Wütend zerren die Polizeihunde an ihren Leinen. Immer wieder schnappen sie nach den Demonstranten. Die halten die Arme hoch, als Zeichen für ihre Friedfertigkeit und singen „We shall overcome“. Doch die Polizisten lassen sich davon nicht beeindrucken. Sie haben Befehl, die Demonstration mit allen Mitteln aufzulösen. Über der Stadt liegt eine beißende Wolke aus Tränengas. Dann öffnen die Feuerwehrmänner die Wasserschläuche. Die Wucht des Wassers wirft die Demonstranten zu Boden. Sie wirbeln durcheinander, als ob sie Puppen wären. Wer sich aus der Gefahrenzone retten kann, wird festgenommen und in’s Gefängnis gebracht. Fernsehreporter halten das Geschehen fest. Am Abend laufen die Bilder über die Bildschirme in den USA. Es ist der 12. April 1963, Karfreitag.

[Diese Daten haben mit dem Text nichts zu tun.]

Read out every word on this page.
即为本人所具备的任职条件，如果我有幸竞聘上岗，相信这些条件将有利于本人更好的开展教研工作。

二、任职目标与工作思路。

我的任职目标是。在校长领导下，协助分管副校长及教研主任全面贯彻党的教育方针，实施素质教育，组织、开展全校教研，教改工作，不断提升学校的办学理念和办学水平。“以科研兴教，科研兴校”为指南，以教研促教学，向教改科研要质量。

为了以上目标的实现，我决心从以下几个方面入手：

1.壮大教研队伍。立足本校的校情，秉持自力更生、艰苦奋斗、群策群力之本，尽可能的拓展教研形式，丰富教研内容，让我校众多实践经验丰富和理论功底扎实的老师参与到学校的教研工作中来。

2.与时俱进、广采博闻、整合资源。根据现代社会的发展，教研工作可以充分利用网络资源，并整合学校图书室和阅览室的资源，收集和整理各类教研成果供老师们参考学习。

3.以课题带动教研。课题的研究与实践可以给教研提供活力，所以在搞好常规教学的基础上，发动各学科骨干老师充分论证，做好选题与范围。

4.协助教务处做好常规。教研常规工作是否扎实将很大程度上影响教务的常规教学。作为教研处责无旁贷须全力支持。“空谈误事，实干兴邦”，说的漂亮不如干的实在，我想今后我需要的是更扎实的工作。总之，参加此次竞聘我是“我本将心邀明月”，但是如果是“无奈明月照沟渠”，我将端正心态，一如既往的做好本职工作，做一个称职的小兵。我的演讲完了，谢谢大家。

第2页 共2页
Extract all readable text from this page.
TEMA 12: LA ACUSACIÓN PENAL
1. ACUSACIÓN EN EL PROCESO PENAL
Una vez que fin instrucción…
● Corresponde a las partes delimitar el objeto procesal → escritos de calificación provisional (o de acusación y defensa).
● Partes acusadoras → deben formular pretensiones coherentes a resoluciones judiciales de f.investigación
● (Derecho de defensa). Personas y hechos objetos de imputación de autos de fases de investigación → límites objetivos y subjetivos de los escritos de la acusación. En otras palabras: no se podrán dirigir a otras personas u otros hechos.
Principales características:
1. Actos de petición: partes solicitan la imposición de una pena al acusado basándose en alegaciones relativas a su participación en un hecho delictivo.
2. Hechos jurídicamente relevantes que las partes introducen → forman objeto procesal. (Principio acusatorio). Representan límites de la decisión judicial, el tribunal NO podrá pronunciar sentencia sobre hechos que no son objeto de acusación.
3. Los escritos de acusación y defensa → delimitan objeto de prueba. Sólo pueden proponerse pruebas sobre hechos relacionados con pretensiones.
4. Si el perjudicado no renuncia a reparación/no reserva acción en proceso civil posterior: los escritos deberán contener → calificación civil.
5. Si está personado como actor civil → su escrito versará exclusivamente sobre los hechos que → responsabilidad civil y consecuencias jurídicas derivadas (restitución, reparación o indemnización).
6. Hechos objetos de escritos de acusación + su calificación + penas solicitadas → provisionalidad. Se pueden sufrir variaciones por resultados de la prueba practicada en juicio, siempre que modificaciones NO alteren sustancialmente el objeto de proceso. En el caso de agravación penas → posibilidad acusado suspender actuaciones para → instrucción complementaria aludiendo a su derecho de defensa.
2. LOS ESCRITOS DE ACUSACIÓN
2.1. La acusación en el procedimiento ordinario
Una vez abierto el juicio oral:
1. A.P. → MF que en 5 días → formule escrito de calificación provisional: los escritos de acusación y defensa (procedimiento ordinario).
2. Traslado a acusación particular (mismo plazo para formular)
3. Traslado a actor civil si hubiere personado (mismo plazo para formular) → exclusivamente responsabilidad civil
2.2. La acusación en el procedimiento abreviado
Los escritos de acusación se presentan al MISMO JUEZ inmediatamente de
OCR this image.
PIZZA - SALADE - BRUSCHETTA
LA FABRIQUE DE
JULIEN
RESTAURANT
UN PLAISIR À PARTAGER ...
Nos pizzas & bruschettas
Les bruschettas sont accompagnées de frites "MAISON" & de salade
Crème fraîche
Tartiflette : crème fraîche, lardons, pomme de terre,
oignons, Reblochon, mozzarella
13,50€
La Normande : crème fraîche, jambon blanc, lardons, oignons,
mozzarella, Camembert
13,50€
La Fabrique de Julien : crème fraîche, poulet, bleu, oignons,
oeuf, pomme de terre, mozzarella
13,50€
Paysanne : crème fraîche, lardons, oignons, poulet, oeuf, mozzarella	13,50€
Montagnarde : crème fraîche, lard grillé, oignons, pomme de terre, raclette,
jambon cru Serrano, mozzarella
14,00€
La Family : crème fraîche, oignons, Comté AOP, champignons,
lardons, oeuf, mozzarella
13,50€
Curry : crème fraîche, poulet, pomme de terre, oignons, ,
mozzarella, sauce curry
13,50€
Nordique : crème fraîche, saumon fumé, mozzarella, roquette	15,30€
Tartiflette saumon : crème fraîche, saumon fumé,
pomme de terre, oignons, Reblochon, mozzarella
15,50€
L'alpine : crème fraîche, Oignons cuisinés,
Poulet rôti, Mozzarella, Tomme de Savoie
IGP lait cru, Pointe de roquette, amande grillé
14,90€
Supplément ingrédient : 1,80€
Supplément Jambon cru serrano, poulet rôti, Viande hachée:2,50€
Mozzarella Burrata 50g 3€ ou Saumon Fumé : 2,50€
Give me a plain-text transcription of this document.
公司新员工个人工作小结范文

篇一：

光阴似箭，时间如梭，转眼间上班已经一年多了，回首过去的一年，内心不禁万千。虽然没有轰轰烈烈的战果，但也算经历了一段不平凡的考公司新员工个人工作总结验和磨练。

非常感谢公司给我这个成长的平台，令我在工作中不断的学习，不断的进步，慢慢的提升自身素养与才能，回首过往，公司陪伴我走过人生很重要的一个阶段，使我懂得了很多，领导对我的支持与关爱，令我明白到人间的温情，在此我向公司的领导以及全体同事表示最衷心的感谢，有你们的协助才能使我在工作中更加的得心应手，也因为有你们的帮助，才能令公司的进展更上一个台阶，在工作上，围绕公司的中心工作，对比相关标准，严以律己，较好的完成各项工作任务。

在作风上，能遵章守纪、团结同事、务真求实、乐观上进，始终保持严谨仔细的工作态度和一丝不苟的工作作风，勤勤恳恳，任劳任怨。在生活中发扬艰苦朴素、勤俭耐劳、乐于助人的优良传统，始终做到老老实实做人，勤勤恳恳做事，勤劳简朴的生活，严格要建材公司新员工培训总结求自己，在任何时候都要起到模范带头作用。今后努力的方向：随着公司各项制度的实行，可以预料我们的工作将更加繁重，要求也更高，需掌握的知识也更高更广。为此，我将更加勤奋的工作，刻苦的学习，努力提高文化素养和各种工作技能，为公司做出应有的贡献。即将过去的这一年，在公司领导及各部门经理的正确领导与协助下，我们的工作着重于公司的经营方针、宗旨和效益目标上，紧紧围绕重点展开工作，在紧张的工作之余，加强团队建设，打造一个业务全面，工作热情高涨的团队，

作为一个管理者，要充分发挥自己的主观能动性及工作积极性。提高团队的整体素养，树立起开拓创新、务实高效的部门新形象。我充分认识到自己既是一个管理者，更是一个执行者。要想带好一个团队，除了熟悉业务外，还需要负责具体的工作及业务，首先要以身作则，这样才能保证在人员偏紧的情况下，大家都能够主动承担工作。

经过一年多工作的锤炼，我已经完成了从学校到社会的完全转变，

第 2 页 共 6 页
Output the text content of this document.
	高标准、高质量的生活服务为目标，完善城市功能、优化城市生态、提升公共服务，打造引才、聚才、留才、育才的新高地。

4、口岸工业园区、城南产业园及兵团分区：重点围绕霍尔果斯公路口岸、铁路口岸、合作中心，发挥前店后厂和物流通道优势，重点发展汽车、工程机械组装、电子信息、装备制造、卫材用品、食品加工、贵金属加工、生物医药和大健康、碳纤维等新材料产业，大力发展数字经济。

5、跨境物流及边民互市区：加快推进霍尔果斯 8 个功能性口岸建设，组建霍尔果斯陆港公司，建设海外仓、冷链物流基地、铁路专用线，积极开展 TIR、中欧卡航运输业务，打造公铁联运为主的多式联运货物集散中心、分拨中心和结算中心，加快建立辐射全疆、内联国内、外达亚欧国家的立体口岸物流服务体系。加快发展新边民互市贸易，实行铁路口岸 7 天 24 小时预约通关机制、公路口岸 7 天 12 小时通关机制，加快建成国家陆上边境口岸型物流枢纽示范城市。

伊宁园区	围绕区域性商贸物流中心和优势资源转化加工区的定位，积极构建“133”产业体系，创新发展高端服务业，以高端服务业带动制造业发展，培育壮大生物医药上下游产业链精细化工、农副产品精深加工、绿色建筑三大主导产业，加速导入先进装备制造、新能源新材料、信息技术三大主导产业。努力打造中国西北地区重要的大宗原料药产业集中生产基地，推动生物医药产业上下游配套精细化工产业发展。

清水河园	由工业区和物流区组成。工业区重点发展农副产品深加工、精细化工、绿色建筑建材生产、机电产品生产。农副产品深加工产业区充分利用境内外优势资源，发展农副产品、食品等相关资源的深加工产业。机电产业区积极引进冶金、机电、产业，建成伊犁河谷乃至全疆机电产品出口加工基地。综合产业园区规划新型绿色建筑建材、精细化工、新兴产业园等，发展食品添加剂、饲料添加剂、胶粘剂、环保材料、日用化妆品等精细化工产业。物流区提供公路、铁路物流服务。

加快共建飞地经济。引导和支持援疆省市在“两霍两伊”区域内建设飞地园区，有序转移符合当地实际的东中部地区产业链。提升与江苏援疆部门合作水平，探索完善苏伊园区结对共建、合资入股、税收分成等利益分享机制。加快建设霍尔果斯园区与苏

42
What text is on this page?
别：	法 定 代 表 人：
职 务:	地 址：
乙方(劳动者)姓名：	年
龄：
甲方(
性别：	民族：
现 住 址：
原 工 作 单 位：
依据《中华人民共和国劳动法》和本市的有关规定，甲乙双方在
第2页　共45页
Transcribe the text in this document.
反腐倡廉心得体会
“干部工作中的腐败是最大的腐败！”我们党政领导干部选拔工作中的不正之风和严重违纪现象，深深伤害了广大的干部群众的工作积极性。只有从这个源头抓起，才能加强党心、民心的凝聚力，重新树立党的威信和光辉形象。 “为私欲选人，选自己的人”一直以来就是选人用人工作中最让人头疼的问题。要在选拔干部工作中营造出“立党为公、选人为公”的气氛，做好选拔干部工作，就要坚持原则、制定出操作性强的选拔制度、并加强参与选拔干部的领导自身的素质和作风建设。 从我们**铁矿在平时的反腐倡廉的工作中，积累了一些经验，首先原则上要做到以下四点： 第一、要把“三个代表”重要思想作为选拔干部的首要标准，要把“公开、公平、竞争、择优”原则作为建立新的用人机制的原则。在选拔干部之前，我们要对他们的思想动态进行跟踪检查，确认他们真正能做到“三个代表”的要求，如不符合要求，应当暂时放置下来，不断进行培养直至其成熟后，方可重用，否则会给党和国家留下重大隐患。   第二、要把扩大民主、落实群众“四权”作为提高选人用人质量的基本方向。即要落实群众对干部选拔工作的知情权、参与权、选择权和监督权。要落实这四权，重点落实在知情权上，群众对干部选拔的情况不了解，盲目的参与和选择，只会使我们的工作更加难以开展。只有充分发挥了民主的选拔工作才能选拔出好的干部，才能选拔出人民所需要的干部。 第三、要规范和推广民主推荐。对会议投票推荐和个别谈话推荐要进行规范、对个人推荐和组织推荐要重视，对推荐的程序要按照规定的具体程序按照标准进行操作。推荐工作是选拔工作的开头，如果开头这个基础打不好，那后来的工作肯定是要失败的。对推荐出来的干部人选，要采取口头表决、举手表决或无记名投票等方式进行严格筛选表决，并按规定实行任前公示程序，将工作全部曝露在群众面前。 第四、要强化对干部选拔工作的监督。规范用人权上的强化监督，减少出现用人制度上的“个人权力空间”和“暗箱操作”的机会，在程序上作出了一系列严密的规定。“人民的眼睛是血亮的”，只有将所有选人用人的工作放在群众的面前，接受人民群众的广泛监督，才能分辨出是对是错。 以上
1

An diesem Tag demonstrierte die Bürgerrechtsbewegung unter Martin Luther King in Birmingham/Alabama für ein Ende der Rassentrennung, gewaltlos, wie es ihren Prinzipien entsprach. Birmingham galt als die Stadt mit der schärfsten Rassentrennung in Schulen, in Restaurants, in Bussen, in Parks und Sportstadien. Die Gerichte waren berüchtigt. In keiner anderen Stadt der USA gab es so viele unaufgeklärte Bombenanschläge auf Kirchen und Wohnhäuser von Schwarzen.

Als Martin Luther King in Birmingham ankam, sperrte man ihn sofort in das städtische Gefängnis. Ihm folgten diejenigen, die bei den Demonstrationen aufgegriffen wurden. Schnell füllten sich die Gefängniszellen. Die ersten Demonstranten mussten bald wieder freigelassen werden, um Platz für die nächsten zu schaffen. Ein Kreislauf, der die ganze Unsinnigkeit der Lage offenbar machte. Denn die Bürgerrechtler demonstrierten weiter. Es dauerte einige Tage, bis die Stadtverwaltung begriff, dass es so nicht weitergehen konnte. Sie ließ Martin Luther King und die anderen Gefangenen frei und begann zu verhandeln. Genau das hatte King erreichen wollen. „Wir werden eine schöpferische Spannung erzeugen“, so hatte er zu Beginn der Aktion prophezeit, „und damit die Stadt zwingen, sich den Problemen zu stellen.“ Die vermeintlich Schwachen hatten den Starken die Grenzen ihrer Macht aufgezeigt. Nach langwierigen Verhandlungen mussten die Verantwortlichen in Birmingham allen Bürgern die gleichen Rechte gewähren, unabhängig von ihrer Herkunft oder Hautfarbe.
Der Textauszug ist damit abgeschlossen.